Алике билась в истерике. Придя в себя, она потребовала, чтобы немедля были уволены со службы все, кто не сумел уберечь Друга, а прямые виновники - казнены.
Это было сверх меры даже для послушного супруга: из-за тобольского конокрада казнить принца царской крови великого князя Дмитрия Павловича и наследника не менее знатного и вдвое более древнего рода Юсуповых! На листах дознания фигурировала и третья фамилия: Пуришкевич. Николай не желал поступиться и им, самым верным монархистом в Думе, предводителем "черных сотен", председателем "Союза русского народа". Он распорядился, чтобы, пока суд да дело, все трое были высланы из столицы.
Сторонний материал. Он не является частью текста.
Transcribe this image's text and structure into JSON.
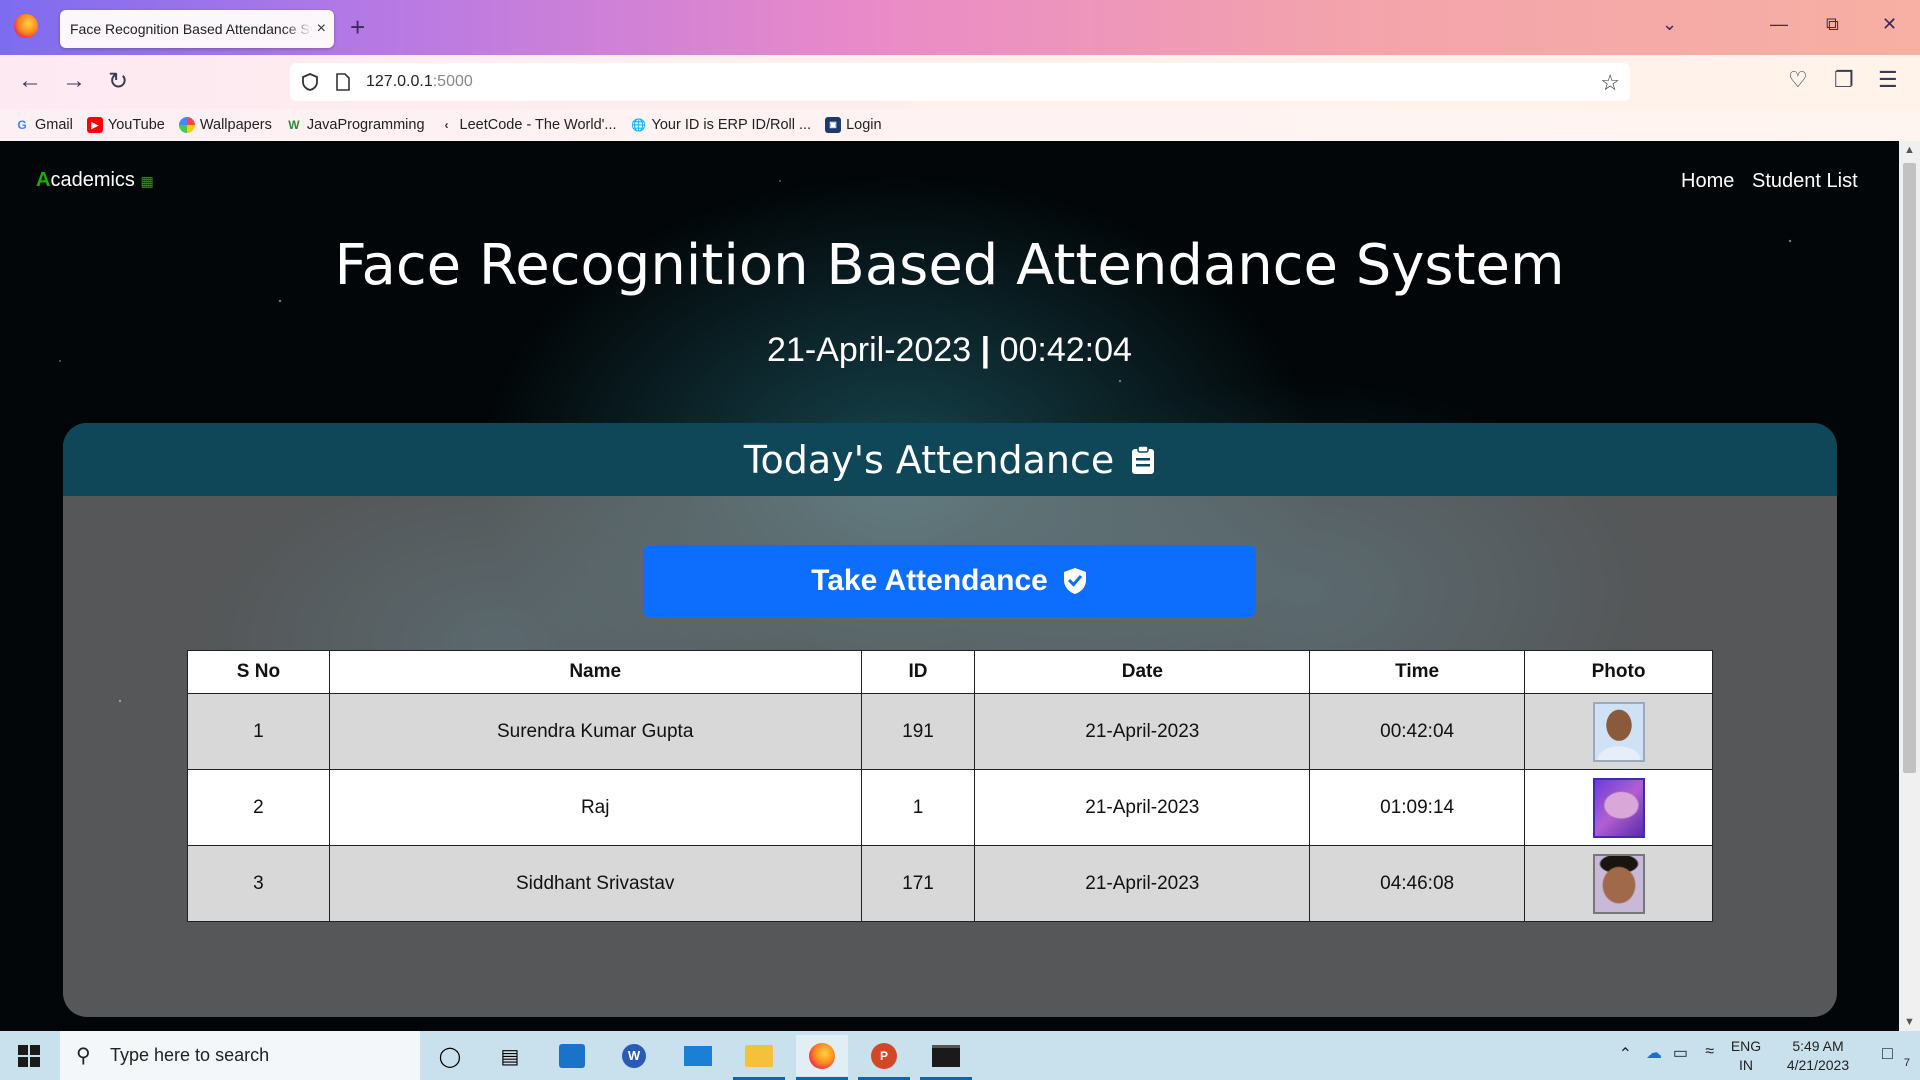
{
  "browser": {
    "tab_title": "Face Recognition Based Attendance System",
    "tab_close": "×",
    "new_tab": "+",
    "url_host": "127.0.0.1",
    "url_port": ":5000",
    "bookmarks": [
      {
        "label": "Gmail",
        "icon": "gmail-icon"
      },
      {
        "label": "YouTube",
        "icon": "youtube-icon"
      },
      {
        "label": "Wallpapers",
        "icon": "wallpapers-icon"
      },
      {
        "label": "JavaProgramming",
        "icon": "javaprogramming-icon"
      },
      {
        "label": "LeetCode - The World'...",
        "icon": "leetcode-icon"
      },
      {
        "label": "Your ID is ERP ID/Roll ...",
        "icon": "globe-icon"
      },
      {
        "label": "Login",
        "icon": "login-icon"
      }
    ]
  },
  "navbar": {
    "brand_first": "A",
    "brand_rest": "cademics",
    "links": [
      "Home",
      "Student List"
    ]
  },
  "header": {
    "title": "Face Recognition Based Attendance System",
    "date": "21-April-2023",
    "separator": "|",
    "time": "00:42:04"
  },
  "card": {
    "title": "Today's Attendance",
    "take_button": "Take Attendance"
  },
  "table": {
    "columns": [
      "S No",
      "Name",
      "ID",
      "Date",
      "Time",
      "Photo"
    ],
    "rows": [
      {
        "sno": "1",
        "name": "Surendra Kumar Gupta",
        "id": "191",
        "date": "21-April-2023",
        "time": "00:42:04"
      },
      {
        "sno": "2",
        "name": "Raj",
        "id": "1",
        "date": "21-April-2023",
        "time": "01:09:14"
      },
      {
        "sno": "3",
        "name": "Siddhant Srivastav",
        "id": "171",
        "date": "21-April-2023",
        "time": "04:46:08"
      }
    ]
  },
  "taskbar": {
    "search_placeholder": "Type here to search",
    "lang": "ENG",
    "region": "IN",
    "clock_time": "5:49 AM",
    "clock_date": "4/21/2023",
    "notification_count": "7"
  },
  "colors": {
    "brand_green": "#1faa00",
    "card_header": "#0f4658",
    "button_blue": "#0d6efd"
  }
}
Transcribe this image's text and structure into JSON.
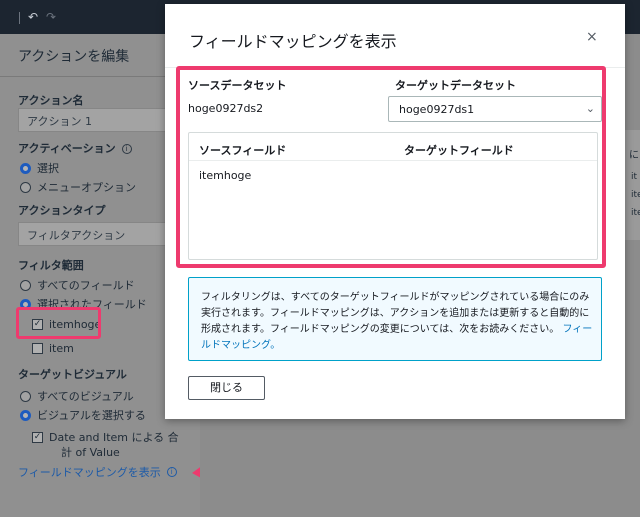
{
  "toolbar": {
    "undo_icon": "undo-icon",
    "redo_icon": "redo-icon"
  },
  "left_panel": {
    "title": "アクションを編集",
    "action_name_label": "アクション名",
    "action_name_value": "アクション 1",
    "activation_label": "アクティベーション",
    "activation_options": [
      "選択",
      "メニューオプション"
    ],
    "action_type_label": "アクションタイプ",
    "action_type_value": "フィルタアクション",
    "filter_scope_label": "フィルタ範囲",
    "filter_scope_options": [
      "すべてのフィールド",
      "選択されたフィールド"
    ],
    "fields": [
      "itemhoge",
      "item"
    ],
    "target_visual_label": "ターゲットビジュアル",
    "target_visual_options": [
      "すべてのビジュアル",
      "ビジュアルを選択する"
    ],
    "visual_item_line1": "Date and Item による 合",
    "visual_item_line2": "計 of Value",
    "show_mapping_link": "フィールドマッピングを表示"
  },
  "right_card": {
    "header": "に",
    "rows": [
      "it",
      "ite",
      "ite"
    ]
  },
  "modal": {
    "title": "フィールドマッピングを表示",
    "close_glyph": "×",
    "source_dataset_label": "ソースデータセット",
    "source_dataset_value": "hoge0927ds2",
    "target_dataset_label": "ターゲットデータセット",
    "target_dataset_value": "hoge0927ds1",
    "table": {
      "col_source": "ソースフィールド",
      "col_target": "ターゲットフィールド",
      "rows": [
        {
          "source": "itemhoge",
          "target": ""
        }
      ]
    },
    "info_text": "フィルタリングは、すべてのターゲットフィールドがマッピングされている場合にのみ実行されます。フィールドマッピングは、アクションを追加または更新すると自動的に形成されます。フィールドマッピングの変更については、次をお読みください。",
    "info_link": "フィールドマッピング。",
    "close_button": "閉じる"
  },
  "colors": {
    "highlight": "#ee3a6e",
    "link": "#0073bb",
    "info_border": "#00a1c9",
    "radio_selected": "#1d5bbf"
  }
}
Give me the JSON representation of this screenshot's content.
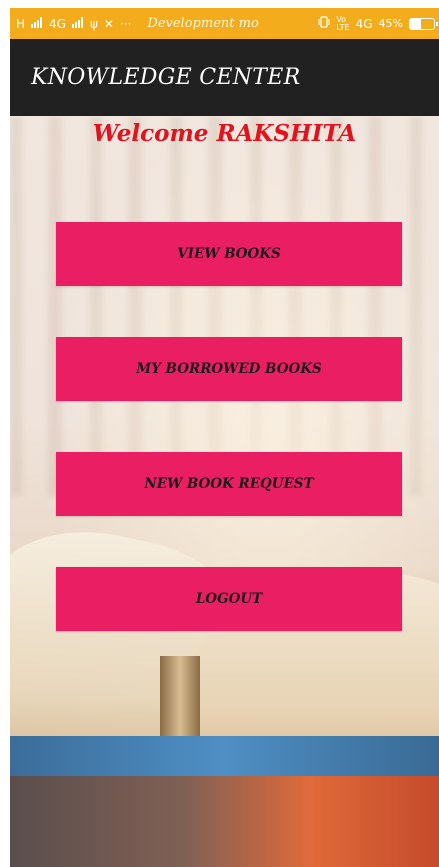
{
  "status_bar": {
    "left_items": [
      "H",
      "4G",
      "ψ",
      "✕",
      "···"
    ],
    "notification": "Development mo",
    "network_label": "4G",
    "battery_text": "45%",
    "battery_level": 0.45,
    "color": "#f3ac1c"
  },
  "app_bar": {
    "title": "KNOWLEDGE CENTER",
    "color": "#212121"
  },
  "welcome": {
    "text": "Welcome RAKSHITA",
    "color": "#e3121d"
  },
  "menu": {
    "button_color": "#e91e63",
    "buttons": [
      {
        "label": "VIEW BOOKS"
      },
      {
        "label": "MY BORROWED BOOKS"
      },
      {
        "label": "NEW BOOK REQUEST"
      },
      {
        "label": "LOGOUT"
      }
    ]
  }
}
Впервые, пожалуй, он не уступил супруге. А она лила в опочивальне слезы на лист веленевой бумаги и наносила без помарок строки ею же сочиненного стихотворения-эпитафии:
1
Гонимый пошлою и дикою толпою И жадной сворою, ползающей у трона Поник навек седеющей главою От рук орудия незримого Масона.
2
Убит. К чему теперь стенанья, Сочувствия, конечно лишь в глаза Над трупом смех и надруганья Иль одинокая, горячая, горячая слеза...
3
Покой душе и рай ему небостгай
И память вечная и Ангелов лобзанья
За путь земной его правдиво-честный И от покинутых надгробные рыданья.
Слезы ее действительно были горячими и размывали черные чернила.
4
Стрекочет швейная машина "Зингер". Ноги привыкли к ритму. Будто он безостановочно бежит. Нет, мчит на велосипеде, как по луговой тропке в родном Дзержинове.
Дорога дальняя. Но в конце ее - долгожданная встреча. Ритмичная работа, равномерный гул втягивают мысли в привычную колею. Возвращают к д е л у, к жене. К сыну.
Ни секунды не видел его, но ощутимо представляет. Даже в движениях, в переменах выражений лица. Этот образ дали не только те несколько фотографий Ясика, которые Зосе удалось переслать ему. В прежних тюрьмах снимки разрешалось иметь при себе. Хлебным мякишем он прилеплял их к стенам камеры. На улыбку малыша ответно отзывался улыбкой, мысленно ласкал и обнимал его. Воображал, что держит на коленях, слышит его смех. Любовь к сыну переполняла душу. Ясь - его мысли, его тоска и надежда. Феликс словно бы видел сына глазами души и верил, что сын испытывает к отцу такую же привязанность.
Из писем Зоей он узнал, что она выбралась в Австро-Венгрию, в Краков, а Ясик остался в Белоруссии, у родственников. Через год родственники привезли сына к матери. То, что мальчик родился в тюрьме да еще восьмимесячным, сказывалось: начал ходить только в два года, часто болел.
Война прервала переписку на долгие месяцы. Наконец пришла весточка: жена и сын в Швейцарии.
Здесь, в Бутырской тюрьме, все личные бумаги и фотографии отобрали. На последнюю, которую Зося прислала уже сюда, даже не разрешили взглянуть, хотя он расписался в ее получении.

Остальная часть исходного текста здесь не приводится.